If the entry is a directory, then MOPEN returns a value that is less than or equal to 0. In this case, DIR_ENTRIES gathers the pathnames for the entries in this subdirectory. It gathers the pathnames by recursively calling DIR_ENTRIES and passing the subdirectory's path as the starting path. When DIR_ENTRIES returns, the result array contains the paths of the subdirectory's entries.
subroutine dir_entries(dir $, files[*] $, n, trunc);
   outargs files, n, trunc;
   length dir entry $ 256;

   if trunc then return;

   did = diropen(dir);
   if did <= 0 then return;

   dnum = dnum(did);
   do i = 1 to dnum;
      entry = dread(did, i);
      /* If this entry is a file, then add to array */
      /* Else entry is a directory, recurse. */
      fid = mopen(did, entry);
      entry = trim(dir) || '\' || entry;
      if fid > 0 then do;
         rc = fclose(fid);
         if n < dim(files) then do;
            trunc = 0;
            n = n + 1;
            files[n] = entry;
         end;
         else do;
            trunc = 1;
            call dirclose(did);
            return;
         end;
      end;
      else
         call dir_entries(entry, files, n, trunc);
   end;

   call dirclose(did);
   return;
endsub;

Calling DIR_ENTRIES from a DATA Step

You invoke DIR_ENTRIES like any other DATA step CALL routine. Declare an array with enough entries to hold all the files that might be found. Then call the DIR_ENTRIES routine. When the routine returns, the result array is looped over and each entry in the array is written to the SAS log.
options cmplib=sasuser.funcs;
data _null_;
   array files[1000] $ 256 _temporary_;
   dnum = 0;
   trunc = 0;
   call dir_entries("c:\logs", files, dnum, trunc);
   if trunc then put 'ERROR: Not enough result array entries.
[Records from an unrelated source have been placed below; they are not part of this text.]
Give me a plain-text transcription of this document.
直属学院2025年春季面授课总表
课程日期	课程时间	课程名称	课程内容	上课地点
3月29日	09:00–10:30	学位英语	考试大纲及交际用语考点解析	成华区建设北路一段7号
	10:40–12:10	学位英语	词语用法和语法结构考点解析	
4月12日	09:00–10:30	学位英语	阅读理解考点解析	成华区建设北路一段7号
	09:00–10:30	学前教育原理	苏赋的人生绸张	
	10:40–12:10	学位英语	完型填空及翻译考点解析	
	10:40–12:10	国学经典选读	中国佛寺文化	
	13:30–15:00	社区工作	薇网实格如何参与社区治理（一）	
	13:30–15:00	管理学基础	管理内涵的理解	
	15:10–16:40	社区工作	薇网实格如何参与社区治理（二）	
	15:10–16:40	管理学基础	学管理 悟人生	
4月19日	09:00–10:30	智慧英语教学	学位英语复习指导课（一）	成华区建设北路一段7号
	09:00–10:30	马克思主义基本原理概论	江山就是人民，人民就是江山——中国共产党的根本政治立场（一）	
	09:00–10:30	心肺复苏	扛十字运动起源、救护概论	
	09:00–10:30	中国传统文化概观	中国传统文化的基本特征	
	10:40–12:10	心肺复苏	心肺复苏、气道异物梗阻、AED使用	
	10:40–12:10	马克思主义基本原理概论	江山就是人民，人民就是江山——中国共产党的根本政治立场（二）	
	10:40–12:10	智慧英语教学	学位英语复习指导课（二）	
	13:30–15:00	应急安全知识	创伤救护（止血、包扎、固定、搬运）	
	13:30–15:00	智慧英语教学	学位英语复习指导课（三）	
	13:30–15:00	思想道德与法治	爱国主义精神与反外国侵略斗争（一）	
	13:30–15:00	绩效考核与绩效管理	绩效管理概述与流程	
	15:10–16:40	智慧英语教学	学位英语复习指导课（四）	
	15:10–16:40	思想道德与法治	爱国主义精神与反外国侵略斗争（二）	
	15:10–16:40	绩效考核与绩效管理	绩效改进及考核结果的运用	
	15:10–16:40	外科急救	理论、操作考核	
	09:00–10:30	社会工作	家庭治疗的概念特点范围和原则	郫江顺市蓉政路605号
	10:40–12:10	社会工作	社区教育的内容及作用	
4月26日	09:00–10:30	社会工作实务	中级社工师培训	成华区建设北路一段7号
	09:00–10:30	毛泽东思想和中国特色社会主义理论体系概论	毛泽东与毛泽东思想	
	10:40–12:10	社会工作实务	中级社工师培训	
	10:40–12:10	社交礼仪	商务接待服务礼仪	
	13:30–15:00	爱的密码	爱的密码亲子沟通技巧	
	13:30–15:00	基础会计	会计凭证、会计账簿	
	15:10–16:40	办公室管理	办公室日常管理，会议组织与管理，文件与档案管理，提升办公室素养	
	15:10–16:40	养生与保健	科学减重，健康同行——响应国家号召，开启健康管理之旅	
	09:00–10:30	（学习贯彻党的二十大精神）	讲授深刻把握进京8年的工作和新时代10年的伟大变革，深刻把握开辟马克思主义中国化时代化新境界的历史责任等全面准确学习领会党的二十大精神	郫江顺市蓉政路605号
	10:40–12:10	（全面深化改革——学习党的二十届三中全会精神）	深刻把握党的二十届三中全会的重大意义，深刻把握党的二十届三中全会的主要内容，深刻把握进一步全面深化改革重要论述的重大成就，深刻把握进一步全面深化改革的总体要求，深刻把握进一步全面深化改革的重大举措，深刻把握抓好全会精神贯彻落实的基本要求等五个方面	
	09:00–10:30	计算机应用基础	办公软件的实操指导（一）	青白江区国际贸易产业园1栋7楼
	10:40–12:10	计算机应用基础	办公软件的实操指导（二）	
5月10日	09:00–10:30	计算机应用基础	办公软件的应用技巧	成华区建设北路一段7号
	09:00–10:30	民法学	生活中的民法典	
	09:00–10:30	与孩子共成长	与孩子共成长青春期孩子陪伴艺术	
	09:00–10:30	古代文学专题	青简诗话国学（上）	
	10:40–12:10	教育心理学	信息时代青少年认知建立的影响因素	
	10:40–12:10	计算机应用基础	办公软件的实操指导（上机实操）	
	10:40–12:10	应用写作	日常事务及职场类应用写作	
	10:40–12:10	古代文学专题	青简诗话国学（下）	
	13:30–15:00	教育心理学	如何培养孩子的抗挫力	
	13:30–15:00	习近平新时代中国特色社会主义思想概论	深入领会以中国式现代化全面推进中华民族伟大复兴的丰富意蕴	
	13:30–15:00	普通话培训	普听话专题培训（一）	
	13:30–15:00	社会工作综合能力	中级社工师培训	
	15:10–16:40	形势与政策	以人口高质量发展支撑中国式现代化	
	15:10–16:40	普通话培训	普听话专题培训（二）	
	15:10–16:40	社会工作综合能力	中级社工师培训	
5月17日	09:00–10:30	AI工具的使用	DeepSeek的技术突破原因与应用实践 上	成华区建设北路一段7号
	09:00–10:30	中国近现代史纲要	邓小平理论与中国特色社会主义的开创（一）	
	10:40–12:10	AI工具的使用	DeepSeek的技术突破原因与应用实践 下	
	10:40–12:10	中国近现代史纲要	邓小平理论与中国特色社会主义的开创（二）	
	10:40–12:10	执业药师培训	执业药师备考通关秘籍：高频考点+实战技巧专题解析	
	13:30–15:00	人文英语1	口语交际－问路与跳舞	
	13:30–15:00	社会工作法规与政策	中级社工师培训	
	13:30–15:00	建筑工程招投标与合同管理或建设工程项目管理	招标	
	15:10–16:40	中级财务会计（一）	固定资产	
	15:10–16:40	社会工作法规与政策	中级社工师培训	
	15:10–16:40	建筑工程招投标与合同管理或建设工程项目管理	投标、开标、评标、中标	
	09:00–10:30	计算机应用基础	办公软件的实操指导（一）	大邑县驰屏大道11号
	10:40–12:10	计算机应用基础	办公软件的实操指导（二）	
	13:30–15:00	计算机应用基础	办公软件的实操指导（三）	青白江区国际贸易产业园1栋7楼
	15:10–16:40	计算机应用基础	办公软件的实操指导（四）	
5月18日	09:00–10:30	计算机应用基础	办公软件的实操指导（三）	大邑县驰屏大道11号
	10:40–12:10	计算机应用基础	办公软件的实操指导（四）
Increase array
size.';
   do i = 1 to dnum;
      put files[i];
   end;
run;
Output from Calling DIR_ENTRIES from a DATA Step

c:\logs\2004\qtr1.log
c:\logs\2004\qtr2.log
c:\logs\2004\qtr3.log
c:\logs\2004\qtr4.log
c:\logs\2005\qtr1.log
c:\logs\2005\qtr2.log
c:\logs\2005\qtr3.log
c:\logs\2005\qtr4.log
c:\logs\2006\qtr1.log
c:\logs\2006\qtr2.log
This example shows the similarity between PROC FCMP syntax and the DATA step. For example, numeric expressions and flow of control statements are identical. The abstraction of DIROPEN into a PROC FCMP function simplifies DIR_ENTRIES. All of the PROC FCMP routines that are created can be reused by other DATA steps without any need to modify the routines to work in a new context.